Les mises en liberté surveillée sont également interdits, ainsi que tout autre substitut à la privation de liberté, la peine prévue devant dans tous les cas être respectée[3].

Emprisonnement à perpétuité[modifier | modifier le code]

  • Pays autorisant les peines de prison à vie
  • Pays autorisant les peines de prison à vie pour les hommes uniquement
  • Pays n'autorisant pas les peines de prison à vie
  • Situation inconnue
Article détaillé : Emprisonnement à perpétuité.

L'amendement propose que la peine de prison a vie soit rendu possible pour les crimes de viol ou abus sexuel ou homicide de mineurs ainsi que pour les homicides aggravés d'adultes. Il est notamment précisé que les peines ne peuvent être réexaminées si le prisonnier est jugé réhabilité qu'après un minimum de 30 ans de prison. La réhabilitation est prononcée par la Cour suprême de justice, sur avis d'un dossier constitué par un organe consultatif que l’exécutif est chargé de créer[3].

Raids nocturnes[modifier | modifier le code]

La constitution uruguayenne n'autorise les raids des forces de police que lorsqu'il fait encore jour. L'amendement vise à les autoriser en les conditionnant à la suspicion bien fondée qu'un crime est en train de se produire[3].

Campagne[modifier | modifier le code]

La collecte de signatures ayant été organisée au moment des primaires de l'ensemble des partis uruguayens pour le choix de leurs candidats à la présidentielle d'octobre, la révision constitutionnelle proposée provoque de vifs débats parmi les candidats, plusieurs d'entre eux s'y déclarant totalement opposés[3].

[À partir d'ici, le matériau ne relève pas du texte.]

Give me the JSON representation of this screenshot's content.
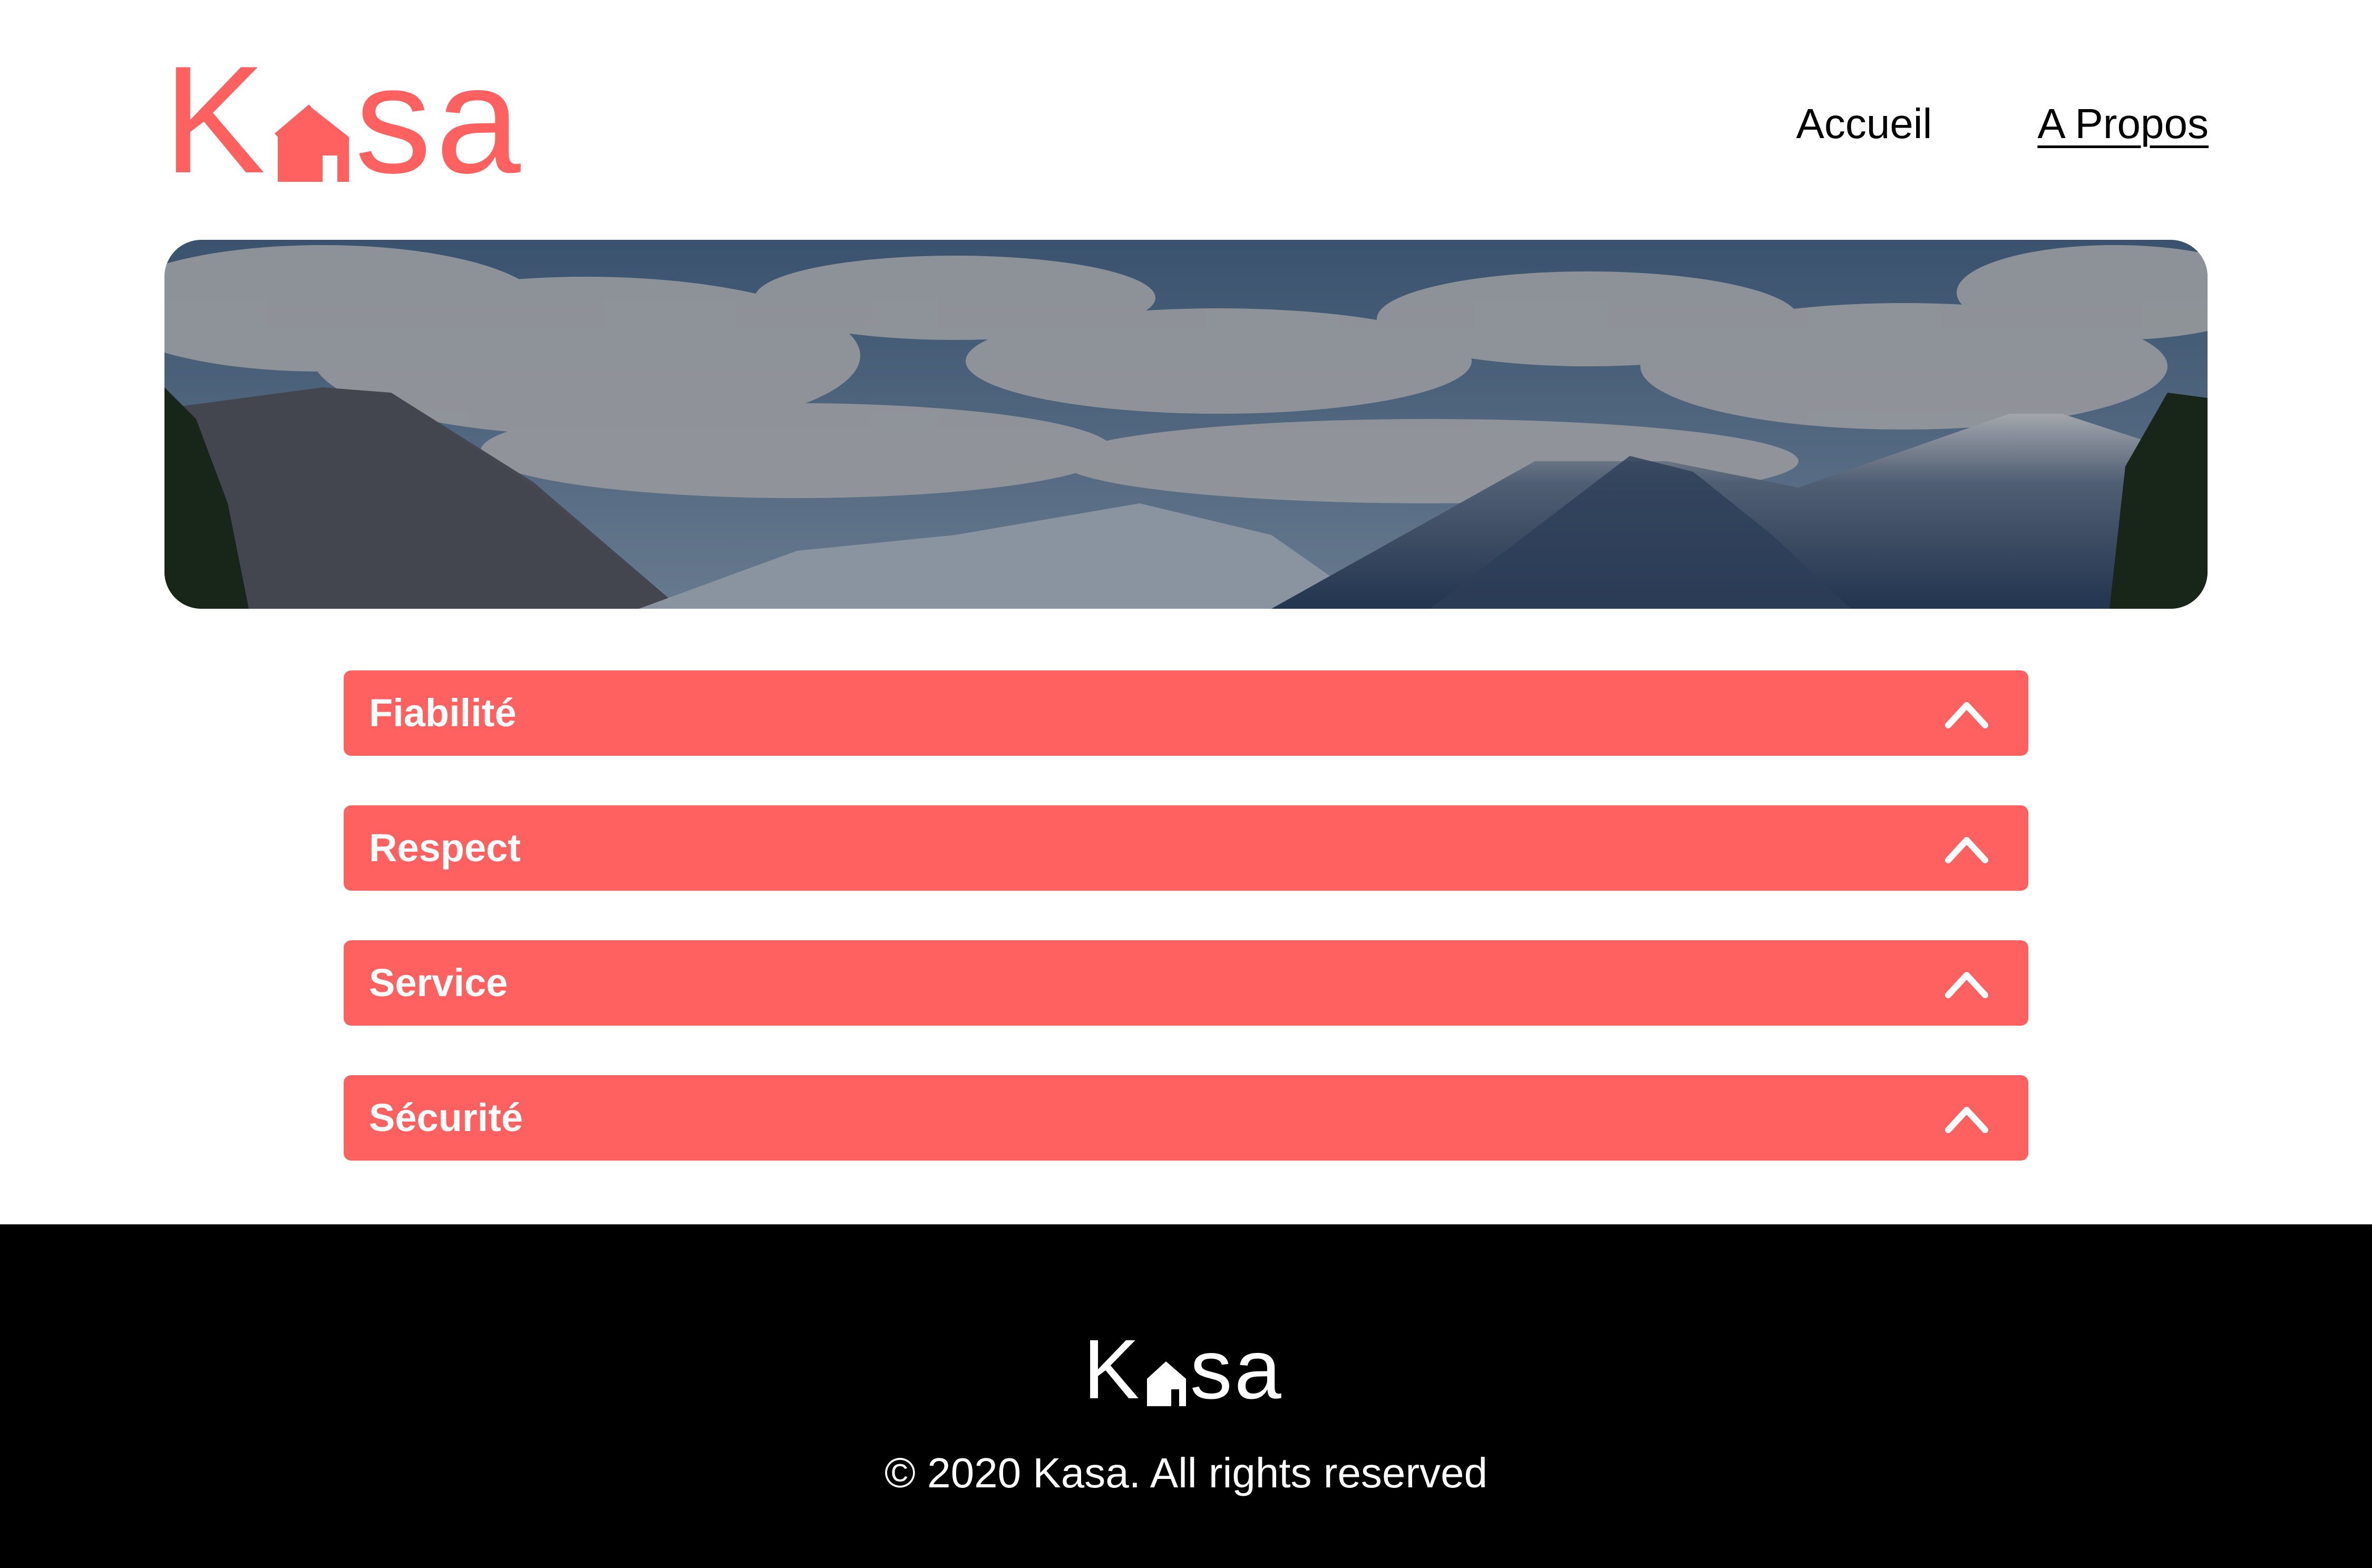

Résultats[modifier | modifier le code]

Bulletin de vote utilisé.

Le scrutin est organisé simultanément aux élections législatives et présidentielle. Les électeurs participant à ces élections ont ainsi la possibilité de prendre un bulletin en faveur de l'amendement proposé, et de le joindre à leurs bulletins de vote dans leur enveloppe, ou de ne pas le faire. Seule la présence ou non du bulletin « oui » en tant que vote favorable étant comptabilisée, les votes blancs ou nuls n'existent pas. Le total des inscrits sur les listes électorales utilisées pour le calcul du taux de participation du référendum diffère de celui des inscrits pour les élections organisées le même jour en raison de la possibilité pour les étrangers établis de longue date dans le pays de voter aux élections, mais pas au référendum[2].

Résultats nationaux préliminaires[5],[8]
Choix Votants Inscrits
Voix % % Quorum
Pour 1 119 175 46,11 41,46 35 %
Contre ou neutre 1 307 765 53,89 48,45
Total des votants 2 426 940 100,00 89,90
Abstentions 272 523 10,10
Inscrits 2 699 463 100,00
Pour
1 119 175
(46,11 %)
Contre
1 307 765
(53,89 %)
Majorité absolue

Conséquences[modifier | modifier le code]

Selon les résultats préliminaires, le nombre d'inscrits ayant voter en faveur de l'amendement dépasserait le quorum d'inscrits exigé, validant le résultat du référendum. L'amendement échoue cependant à obtenir une majorité absolue de voix pour le Oui, entrainant son rejet[8].